Factory prices decline faster than expectedBusiness | Reuters 16 Oct 2020
China's factory gate prices fell at a faster-than-expected pace in September and consumer inflation slowed to its weakest in 19 months, underscoring the challenges still facing China as it recovers from the Covid-19 pandemic.
The producer price index fell for an eighth straight month on an annual basis, while consumer prices grew more slowly than expected.
The world's second largest economy has seen a steady recovery after being hard hit by the coronavirus in the first quarter. But a sustained fall in producer prices, seen as a gauge of industrial demand, may rekindle worries about deflation and prompt authorities to provide more support, analysts said.
The PPI fell 2.1 percent from a year earlier, the National Bureau of Statistics said in a statement. Economists in a Reuters poll had expected the index to decline 1.8 percent after a 2 percent drop in August. On a monthly basis, PPI rose 0.1 percent, after increasing by 0.3 percent in August.
Meanwhile China's consumer price index rose by 1.7 percent in September from a year earlier, its slowest increase since February 2019, as pork price inflation moderated further, the NBS data showed.
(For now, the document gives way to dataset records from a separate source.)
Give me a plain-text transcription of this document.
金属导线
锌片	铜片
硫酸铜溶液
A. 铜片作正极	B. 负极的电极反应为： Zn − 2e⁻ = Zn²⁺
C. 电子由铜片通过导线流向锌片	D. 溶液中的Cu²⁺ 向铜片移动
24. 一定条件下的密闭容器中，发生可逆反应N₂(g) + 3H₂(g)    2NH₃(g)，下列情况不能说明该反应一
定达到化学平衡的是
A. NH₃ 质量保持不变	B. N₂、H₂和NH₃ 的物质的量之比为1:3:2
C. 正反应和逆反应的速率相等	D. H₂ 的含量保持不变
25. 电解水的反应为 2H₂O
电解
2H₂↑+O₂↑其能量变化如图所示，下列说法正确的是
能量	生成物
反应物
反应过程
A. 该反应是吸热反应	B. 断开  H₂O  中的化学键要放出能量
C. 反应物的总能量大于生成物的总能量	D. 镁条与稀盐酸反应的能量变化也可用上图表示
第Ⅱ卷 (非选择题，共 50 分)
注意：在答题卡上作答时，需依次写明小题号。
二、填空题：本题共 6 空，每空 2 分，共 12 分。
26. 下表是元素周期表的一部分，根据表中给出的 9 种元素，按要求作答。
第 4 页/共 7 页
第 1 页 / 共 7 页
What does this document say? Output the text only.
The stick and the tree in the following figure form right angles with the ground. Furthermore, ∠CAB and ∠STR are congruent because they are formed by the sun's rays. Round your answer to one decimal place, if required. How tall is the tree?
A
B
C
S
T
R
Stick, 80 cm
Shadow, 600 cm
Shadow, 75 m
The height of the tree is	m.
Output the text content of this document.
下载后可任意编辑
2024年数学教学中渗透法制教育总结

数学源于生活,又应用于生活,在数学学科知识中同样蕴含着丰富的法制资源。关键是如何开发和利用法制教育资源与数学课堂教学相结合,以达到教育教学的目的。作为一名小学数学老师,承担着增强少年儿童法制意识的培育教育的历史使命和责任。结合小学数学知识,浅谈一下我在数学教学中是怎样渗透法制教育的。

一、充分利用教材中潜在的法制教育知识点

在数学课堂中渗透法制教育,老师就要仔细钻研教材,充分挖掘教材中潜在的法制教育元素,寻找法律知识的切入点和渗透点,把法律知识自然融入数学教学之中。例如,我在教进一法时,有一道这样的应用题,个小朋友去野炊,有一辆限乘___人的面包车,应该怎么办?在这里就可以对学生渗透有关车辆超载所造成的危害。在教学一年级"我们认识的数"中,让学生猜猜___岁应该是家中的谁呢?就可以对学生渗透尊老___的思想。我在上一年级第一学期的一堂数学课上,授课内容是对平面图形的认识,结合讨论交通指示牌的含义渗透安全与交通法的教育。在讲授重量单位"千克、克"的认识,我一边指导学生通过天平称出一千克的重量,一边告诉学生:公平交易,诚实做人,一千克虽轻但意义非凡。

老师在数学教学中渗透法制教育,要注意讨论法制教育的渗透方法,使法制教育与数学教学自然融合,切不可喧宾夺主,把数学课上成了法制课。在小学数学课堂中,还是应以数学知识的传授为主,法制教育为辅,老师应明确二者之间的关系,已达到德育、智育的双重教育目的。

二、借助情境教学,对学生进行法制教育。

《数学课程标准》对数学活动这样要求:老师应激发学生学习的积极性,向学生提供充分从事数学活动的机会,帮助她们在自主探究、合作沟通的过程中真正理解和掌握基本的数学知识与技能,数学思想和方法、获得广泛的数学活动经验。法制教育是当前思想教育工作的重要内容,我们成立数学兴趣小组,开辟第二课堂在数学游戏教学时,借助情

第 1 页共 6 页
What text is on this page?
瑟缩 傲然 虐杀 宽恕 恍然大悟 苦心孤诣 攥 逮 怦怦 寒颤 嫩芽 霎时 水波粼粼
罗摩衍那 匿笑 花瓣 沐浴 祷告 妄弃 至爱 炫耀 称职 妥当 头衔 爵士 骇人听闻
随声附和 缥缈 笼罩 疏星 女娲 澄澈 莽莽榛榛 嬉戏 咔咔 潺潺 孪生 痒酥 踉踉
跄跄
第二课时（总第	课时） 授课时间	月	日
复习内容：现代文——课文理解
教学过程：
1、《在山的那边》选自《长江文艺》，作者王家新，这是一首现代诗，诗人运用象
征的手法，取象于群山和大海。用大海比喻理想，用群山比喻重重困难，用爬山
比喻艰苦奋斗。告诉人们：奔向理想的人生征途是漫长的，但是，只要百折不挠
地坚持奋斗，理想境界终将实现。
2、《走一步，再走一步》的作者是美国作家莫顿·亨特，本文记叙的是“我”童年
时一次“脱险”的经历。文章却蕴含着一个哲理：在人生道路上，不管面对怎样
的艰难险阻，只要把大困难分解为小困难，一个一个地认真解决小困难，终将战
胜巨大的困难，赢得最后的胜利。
Economists in a Reuters poll had expected CPI to increase 1.8 percent after a 2.4 percent rise in August.
Pork price inflation slowed year-on-year as hog production rebounded and as the government increased sales of frozen pork from state reserves, said Dong Lijuan, senior statistician at the NBS. Pork prices surged this time last year as the African swine fever decimated China's pig herd. Pork prices rose 25.5 percent year-on-year in September, slowing from a 52.6 percent increase in August. On a monthly basis, they fell 1.6 percent in September after gaining 1.2 percent in August.